4. Categories. Use “categories” wisely. You can group families of similar keywords into categories for easier campaign management. This might help you further narrow down your sales conversion data, too, if you use codes for these categories in your tracking URL in conjunction with your tracking software. Some category suggestions include grouping ads by product type, industry related terms, and job recruiting terms. Some advertisers may wish to group a number of low-ball bids into a category. Others may wish to put super-expensive terms in their own category. It all comes down to what will make it easier to manage the campaign, and easier to track later. A well-organized campaign forces you to think logically about your business, and ultimately saves you time and money.

5. Delete the junk. Chances are you’ve got some ad copy and keywords that were selected in the old days when you just wanted to bring traffic to your site. Is the pitch still accurate or relevant? Are the keywords helping you attract customers, or just tire-kickers? If it’s yesterday’s news, remove it and stop paying for useless clicks. However, some of those underperforming terms may be slacking due to marginally written titles and descriptions. If they’re not jiving with your search phrases, you’re passing up targeted traffic.

6. Rethink your bidding strategy. You might not be bidding high enough. An overly-restricted calculation of ROI might ignore the lifetime value of a customer. Preferably your online marketing campaign is designed to build a customer list that will have some long-term loyalty to your business.

7. Are you invisible on Yahoo and MSN? The first three Overture ad positions give you premium placement on most Overture partner sites, and the first six get you on the first page of Yahoo results. It can be expensive to compete for the premium positions, but if you can’t succeed with high bids, you’ll have to settle for a lot less traffic. We’ve noticed that the most common search phrases often have some of the highest bids within an industry, but more specific terms will generate higher conversion rates at a lower cost per click, so consider giving up the fight for the highest search volume phrase and focus on some of the overlooked gems.
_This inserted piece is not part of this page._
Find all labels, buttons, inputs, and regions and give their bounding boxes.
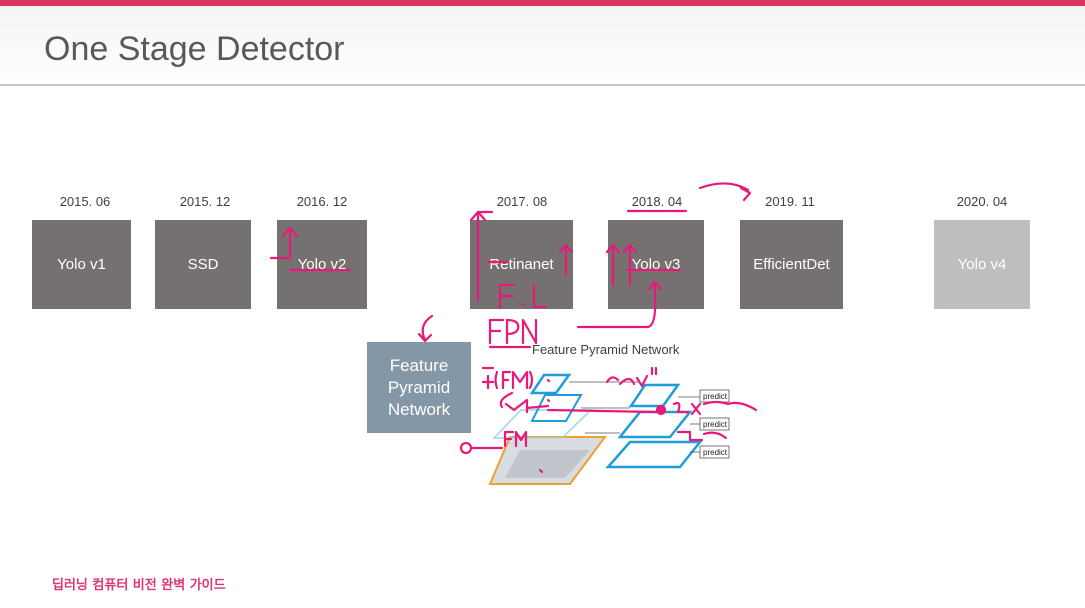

8. Cast a larger web of terms. If you can’t remember the last time you added additional search terms to your account, it’s time to get creative with keywords to garner more top 3 positions on less competitive, but still popular, phrases. Over time, more search terms have met Overture’s minimum search volume requirements. Be the first company in your industry to grab those terms for some cheap additional traffic. Are you offering additional any new products or services? Challenge yourself to increase your terms by 10 percent or more or hire someone to take a fresh look at your campaign.

So, have you set aside some time to get to work, or is this on the third page of your to-do list? It’s certainly a busy time of year, but what better time than the present to capture more customers through search engines?